Artist Relief Fund surpasses $100,000 in donations, new goal of $250,000 set
While we realize we have a long road ahead of us in terms of being back to normal, we’re proud of how the cultural community has stepped up to support each other and what we’ve accomplished so far. We started the Boston Artist Relief Fund with $53,000 available through our Opportunity Fund, and were able to provide grants to 57 artists in our first round of funding. Shortly after establishing the Artist Relief Fund, we partnered with Boston Center for the Arts (BCA) to accept donations. Since then, the Mayor’s Office of Arts and Culture has allocated an additional $75,000 to the fund, and $111,000 in donations has been raised thanks to our partnership with the BCA. With nearly 1,000 applications already received, we’ve decided to close applications on May 15. Together, with the BCA, we’re setting a goal of $250,000 in total donations by May 31, 2020. With these donations, we hope to be able to fund as many applicants to the Artist Relief Fund as possible.
Since establishing the Boston Artist Relief Fund in the first week of March, we’ve witnessed the immense impacts of COVID-19 across Boston’s entire arts sector. We’ve heard from individual artists who have had to cancel gigs or performances that would have made up a significant portion of their income for the year. We’ve heard from small and medium-sized arts organizations who have had to cancel entire seasons of programming, and quickly find ways to bring their offerings online in a way that allows for physical distancing, yet promotes a sense of connectivity. We’ve heard from major cultural institutions facing debilitating financial setbacks after having to close their doors for months. This is a time of uncertainty, fear, and grief. But it is also a time for hope.
With our partners at the Volunteer Lawyers for the Arts Greater Boston and MassCreative, and in partnership with other relief funds in the Greater Boston area, we have seen significant progress in supporting artists as they manage canceled performances, lost income, and unemployment caused by COVID-19. Boston Center for the Arts created an Opportunities Page on its website, which the organization continues to update with new funding opportunities for Boston’s creative community, a virtual exhibition, and an upcoming transdisciplinary Variety Show in the weeks ahead. We’ve also heard from other cities and organizations that want to create their own funds, such as the cities of Atlanta, Chicago, Cambridge, Worcester, and San Antonio.
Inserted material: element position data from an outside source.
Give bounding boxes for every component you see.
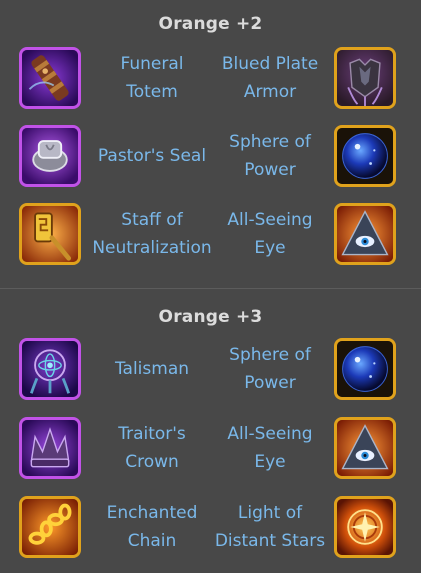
item-row: Funeral Totem Blued Plate Armor	[0, 45, 421, 115]
talisman-icon[interactable]	[19, 338, 81, 400]
section-orange-plus-2: Orange +2 Funeral Totem Blued Plate Armo…	[0, 0, 421, 289]
item-row: Enchanted Chain Light of Distant Stars	[0, 494, 421, 564]
item-name-blued-plate-armor[interactable]: Blued Plate Armor	[206, 45, 334, 111]
light-of-distant-stars-icon[interactable]	[334, 496, 396, 558]
section-orange-plus-3: Orange +3 Talisman Sphere of Power Trait…	[0, 289, 421, 573]
all-seeing-eye-icon[interactable]	[334, 417, 396, 479]
enchanted-chain-icon[interactable]	[19, 496, 81, 558]
all-seeing-eye-icon[interactable]	[334, 203, 396, 265]
sphere-of-power-icon[interactable]	[334, 125, 396, 187]
item-name-all-seeing-eye[interactable]: All-Seeing Eye	[206, 201, 334, 267]
item-name-traitors-crown[interactable]: Traitor's Crown	[86, 415, 218, 481]
sphere-of-power-icon[interactable]	[334, 338, 396, 400]
section-title: Orange +2	[158, 14, 263, 34]
item-name-staff-of-neutralization[interactable]: Staff of Neutralization	[86, 201, 218, 267]
item-row: Traitor's Crown All-Seeing Eye	[0, 415, 421, 485]
item-name-sphere-of-power[interactable]: Sphere of Power	[206, 336, 334, 402]
staff-of-neutralization-icon[interactable]	[19, 203, 81, 265]
item-name-talisman[interactable]: Talisman	[86, 336, 218, 402]
item-name-sphere-of-power[interactable]: Sphere of Power	[206, 123, 334, 189]
item-row: Staff of Neutralization All-Seeing Eye	[0, 201, 421, 271]
section-title: Orange +3	[158, 307, 263, 327]
item-name-all-seeing-eye[interactable]: All-Seeing Eye	[206, 415, 334, 481]
item-row: Pastor's Seal Sphere of Power	[0, 123, 421, 193]
item-row: Talisman Sphere of Power	[0, 336, 421, 406]
item-name-light-of-distant-stars[interactable]: Light of Distant Stars	[206, 494, 334, 560]
item-name-funeral-totem[interactable]: Funeral Totem	[86, 45, 218, 111]
traitors-crown-icon[interactable]	[19, 417, 81, 479]
item-name-enchanted-chain[interactable]: Enchanted Chain	[86, 494, 218, 560]
item-name-pastors-seal[interactable]: Pastor's Seal	[86, 123, 218, 189]
pastors-seal-icon[interactable]	[19, 125, 81, 187]
funeral-totem-icon[interactable]	[19, 47, 81, 109]
blued-plate-armor-icon[interactable]	[334, 47, 396, 109]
Now, we’re working with MassCreative to ensure that the storytelling and distribution of resources related to COVID-19 is equitable. We created a survey for independent artists and creative workers that will allow us to better advocate for freelancers, gig workers, and the self-employed in our cultural communities, and make sure artists and creative workers are getting the support they need during this difficult time. Artists can take the survey online.
We appreciate the work of artists and arts organizations as we find ways to come together as a community in creative ways during this extremely difficult time. We will continue to identify new ways to support Boston’s artists and creative works into the future.